Thai contestant wins Last Palm Standing – Mediacorp Subaru Car Challenge
On his fifth attempt, Siripong Toosadee will be driving home a new car worth S$76,800 after clocking 76 hours, 55 minutes and five seconds.
Siripong Toosadee from Thailand was crowned winner of the Last Palm Standing – Mediacorp Subaru Car Challenge 2019 on Tuesday (Nov 5), after keeping his palm on a car for 76 hours, 55 minutes and five seconds.
For being the last person standing in the endurance competition, the 41-year-old, who works as dispatch driver, will be driving home a new Subaru Forester 2.0i-S EyeSight worth S$76,800.
It was Toosadee’s fifth time participating in the contest, which kicked off at 1pm on Saturday at the Civic Plaza of Ngee Ann City.
This is the 18th year of the Mediacorp Subaru Car Challenge. And this year’s competition saw 400 contestants from nine Asian markets in this annual contest of endurance.
“The first thing in my mind was shock. I couldn’t hear or see anything and didn’t realise I won. I never thought that a normal person like me would win such a big prize. I wanted to challenge myself and my body and prove to myself that I can do this,” he said, sharing that he had trained with weights to get ready for the ordeal.
Toosadee added: "This prize is for my family. Once I get it, I’ll put them all in the car and drive them anywhere they want to go."
As for what colour he’d want his new ride to be – “Blue.

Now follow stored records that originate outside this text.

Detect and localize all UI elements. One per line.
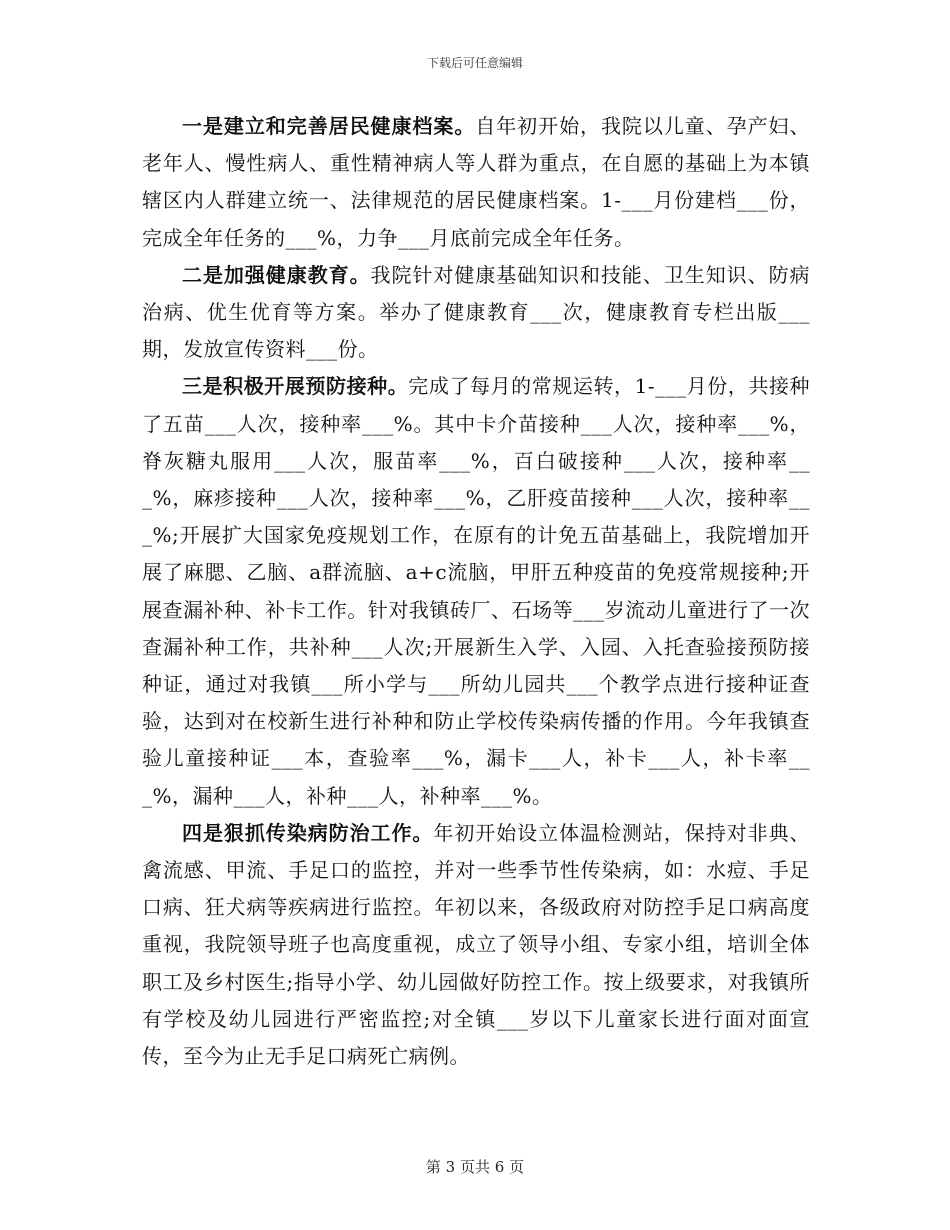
document-body (142, 108, 810, 1075)
paragraph-text: 自年初开始，我院以儿童、孕产妇、老年人、慢性病人、重性精神病人等人群为重点，在自愿的基础上为本镇辖区内人群建立统一、法律规范的居民健康档案。1-___月份建档___份，完成全年任务的___%，力争___月底前完成全年任务。 (142, 114, 811, 250)
paragraph-health-records (142, 108, 810, 257)
paragraph-vaccination (142, 368, 810, 814)
paragraph-text: 完成了每月的常规运转，1-___月份，共接种了五苗___人次，接种率___%。其中卡介苗接种___人次，接种率___%，脊灰糖丸服用___人次，服苗率___%，百白破接种___人次，接种率___%，麻疹接种___人次，接种率___%，乙肝疫苗接种___人次，接种率___%;开展扩大国家免疫规划工作，在原有的计免五苗基础上，我院增加开展了麻腮、乙脑、a群流脑、a+c流脑，甲肝五种疫苗的免疫常规接种;开展查漏补种、补卡工作。针对我镇砖厂、石场等___岁流动儿童进行了一次查漏补种工作，共补种___人次;开展新生入学、入园、入托查验接预防接种证，通过对我镇___所小学与___所幼儿园共___个教学点进行接种证查验，达到对在校新生进行补种和防止学校传染病传播的作用。今年我镇查验儿童接种证___本，查验率___%，漏卡___人，补卡___人，补卡率___%，漏种___人，补种___人，补种率___%。 (142, 374, 811, 808)
paragraph-text: 我院针对健康基础知识和技能、卫生知识、防病治病、优生优育等方案。举办了健康教育___次，健康教育专栏出版___期，发放宣传资料___份。 (142, 262, 811, 362)
page-number: 第 3 页共 6 页 (425, 1158, 525, 1176)
paragraph-lead: 三是积极开展预防接种。 (182, 374, 409, 399)
paragraph-text: 年初开始设立体温检测站，保持对非典、禽流感、甲流、手足口的监控，并对一些季节性传染病，如：水痘、手足口病、狂犬病等疾病进行监控。年初以来，各级政府对防控手足口病高度重视，我院领导班子也高度重视，成立了领导小组、专家小组，培训全体职工及乡村医生;指导小学、幼儿园做好防控工作。按上级要求，对我镇所有学校及幼儿园进行严密监控;对全镇___岁以下儿童家长进行面对面宣传，至今为止无手足口病死亡病例。 (142, 820, 811, 1069)
page-header-note: 下载后可任意编辑 (426, 56, 523, 70)
paragraph-infectious-disease (142, 815, 810, 1075)
paragraph-health-education (142, 257, 810, 369)
paragraph-lead: 四是狠抓传染病防治工作。 (182, 820, 434, 845)
paragraph-lead: 一是建立和完善居民健康档案。 (182, 114, 476, 138)
paragraph-lead: 二是加强健康教育。 (182, 262, 371, 287)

I think I’m going to choose blue for my new car.”
But before that, it’s time to relax. After a grueling four days, the first thing he is looking forward to is having a drink. “I will celebrate with bubble tea with all the other contestants!”

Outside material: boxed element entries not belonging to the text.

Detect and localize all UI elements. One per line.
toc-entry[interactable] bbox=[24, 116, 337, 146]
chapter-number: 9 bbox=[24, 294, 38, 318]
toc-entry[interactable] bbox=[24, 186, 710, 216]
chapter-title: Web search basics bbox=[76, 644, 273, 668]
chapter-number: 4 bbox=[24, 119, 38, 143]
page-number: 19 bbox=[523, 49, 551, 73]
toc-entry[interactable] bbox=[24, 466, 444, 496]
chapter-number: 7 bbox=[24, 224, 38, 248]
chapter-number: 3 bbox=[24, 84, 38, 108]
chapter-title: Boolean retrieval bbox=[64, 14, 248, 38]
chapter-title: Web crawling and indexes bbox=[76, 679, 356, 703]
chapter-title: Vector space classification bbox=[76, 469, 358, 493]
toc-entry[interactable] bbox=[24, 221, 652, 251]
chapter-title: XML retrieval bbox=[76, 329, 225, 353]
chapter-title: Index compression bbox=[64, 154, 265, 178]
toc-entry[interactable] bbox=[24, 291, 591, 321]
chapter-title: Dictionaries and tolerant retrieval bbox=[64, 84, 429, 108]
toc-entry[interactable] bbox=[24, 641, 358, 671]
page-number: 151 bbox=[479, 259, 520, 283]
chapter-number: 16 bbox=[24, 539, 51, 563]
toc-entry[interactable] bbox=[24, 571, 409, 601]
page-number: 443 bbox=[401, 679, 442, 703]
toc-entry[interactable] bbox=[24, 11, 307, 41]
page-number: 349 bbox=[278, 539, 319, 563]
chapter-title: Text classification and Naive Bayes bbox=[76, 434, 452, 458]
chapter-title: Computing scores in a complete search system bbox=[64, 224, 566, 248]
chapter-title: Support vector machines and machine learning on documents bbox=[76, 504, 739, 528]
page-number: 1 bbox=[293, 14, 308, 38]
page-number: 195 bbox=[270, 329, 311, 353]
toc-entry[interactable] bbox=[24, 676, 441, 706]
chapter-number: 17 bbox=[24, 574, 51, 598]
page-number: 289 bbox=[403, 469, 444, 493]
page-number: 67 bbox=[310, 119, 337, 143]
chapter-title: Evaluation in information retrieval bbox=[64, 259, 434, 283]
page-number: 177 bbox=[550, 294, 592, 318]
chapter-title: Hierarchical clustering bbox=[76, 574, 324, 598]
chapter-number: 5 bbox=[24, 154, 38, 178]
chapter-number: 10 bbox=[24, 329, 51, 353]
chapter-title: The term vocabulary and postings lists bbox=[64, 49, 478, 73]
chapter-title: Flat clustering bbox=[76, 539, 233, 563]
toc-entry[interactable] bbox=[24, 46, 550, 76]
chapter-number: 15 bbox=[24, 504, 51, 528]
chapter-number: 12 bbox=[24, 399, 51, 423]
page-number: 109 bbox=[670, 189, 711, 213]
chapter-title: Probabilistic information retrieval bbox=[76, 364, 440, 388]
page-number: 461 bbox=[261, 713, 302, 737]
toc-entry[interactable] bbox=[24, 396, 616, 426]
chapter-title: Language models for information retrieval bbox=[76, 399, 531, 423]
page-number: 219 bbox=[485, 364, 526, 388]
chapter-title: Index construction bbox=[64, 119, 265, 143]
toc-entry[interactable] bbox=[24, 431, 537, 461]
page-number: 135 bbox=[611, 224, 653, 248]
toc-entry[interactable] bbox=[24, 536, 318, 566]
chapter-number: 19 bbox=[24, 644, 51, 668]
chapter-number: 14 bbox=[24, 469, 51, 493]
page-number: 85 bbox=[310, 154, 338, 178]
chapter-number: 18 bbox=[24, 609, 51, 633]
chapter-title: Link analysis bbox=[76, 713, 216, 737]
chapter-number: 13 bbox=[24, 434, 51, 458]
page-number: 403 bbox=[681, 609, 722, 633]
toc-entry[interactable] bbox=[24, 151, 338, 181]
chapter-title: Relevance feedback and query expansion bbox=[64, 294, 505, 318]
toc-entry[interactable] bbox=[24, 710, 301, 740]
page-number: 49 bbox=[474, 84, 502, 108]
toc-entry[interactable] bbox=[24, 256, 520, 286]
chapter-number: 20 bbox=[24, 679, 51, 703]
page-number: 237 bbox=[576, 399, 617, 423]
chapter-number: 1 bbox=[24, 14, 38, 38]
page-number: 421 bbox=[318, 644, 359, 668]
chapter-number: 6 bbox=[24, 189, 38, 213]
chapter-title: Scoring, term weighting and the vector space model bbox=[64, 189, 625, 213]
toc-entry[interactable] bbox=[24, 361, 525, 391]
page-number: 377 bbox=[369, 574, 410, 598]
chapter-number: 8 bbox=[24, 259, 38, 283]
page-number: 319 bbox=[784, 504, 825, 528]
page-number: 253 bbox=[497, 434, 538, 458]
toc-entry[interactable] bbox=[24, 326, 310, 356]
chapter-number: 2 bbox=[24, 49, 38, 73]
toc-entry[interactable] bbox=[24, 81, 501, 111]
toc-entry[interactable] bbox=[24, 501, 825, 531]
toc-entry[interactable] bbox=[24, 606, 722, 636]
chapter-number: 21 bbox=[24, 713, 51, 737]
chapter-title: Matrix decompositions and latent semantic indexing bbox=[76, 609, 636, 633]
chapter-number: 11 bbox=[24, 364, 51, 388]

Toosadee beat out his two toughest opponents – Luu Van Quoc from Vietnam and Singaporean Mazlinah Ahmad, who was also the only female contestant to have lasted this long.
Being the last woman standing, Mazlinah was a crowd favourite. The registered nurse who will turn 54 years old on Christmas Day was spotted massaging fellow contestants during their periodic five minute break.
Reaching the final three, she eventually dropped out – after her hand slipped from the palm print. But the popular contestant was still all smiles, waving to the crowd and organisers, and promising to "see you again next year".
On Tuesday morning, the event was temporarily halted due to bad weather, but even then, the 11 remaining contestants at that point were not allowed to sit down, lean on or touch anything.
Those who dropped out early on won’t go away empty-handed. Contestants who had crossed the first three-hour mark will win additional prizes worth up to S$10,000, while cash incentives were awarded to all participants for enduring a full 48 hours. An additional S$50 is awarded for every five hours on top of the 48.
“I feel it’s so much livelier this year with so much more engagment. We have also changed the game mechanics to include more incentives and prizes for the participants. There was such a great atmosphere, and a real sense of friendship and camaraderie between contestants,” said Debra Soon, head of Group Corporate Management at Tan Chong International Limited.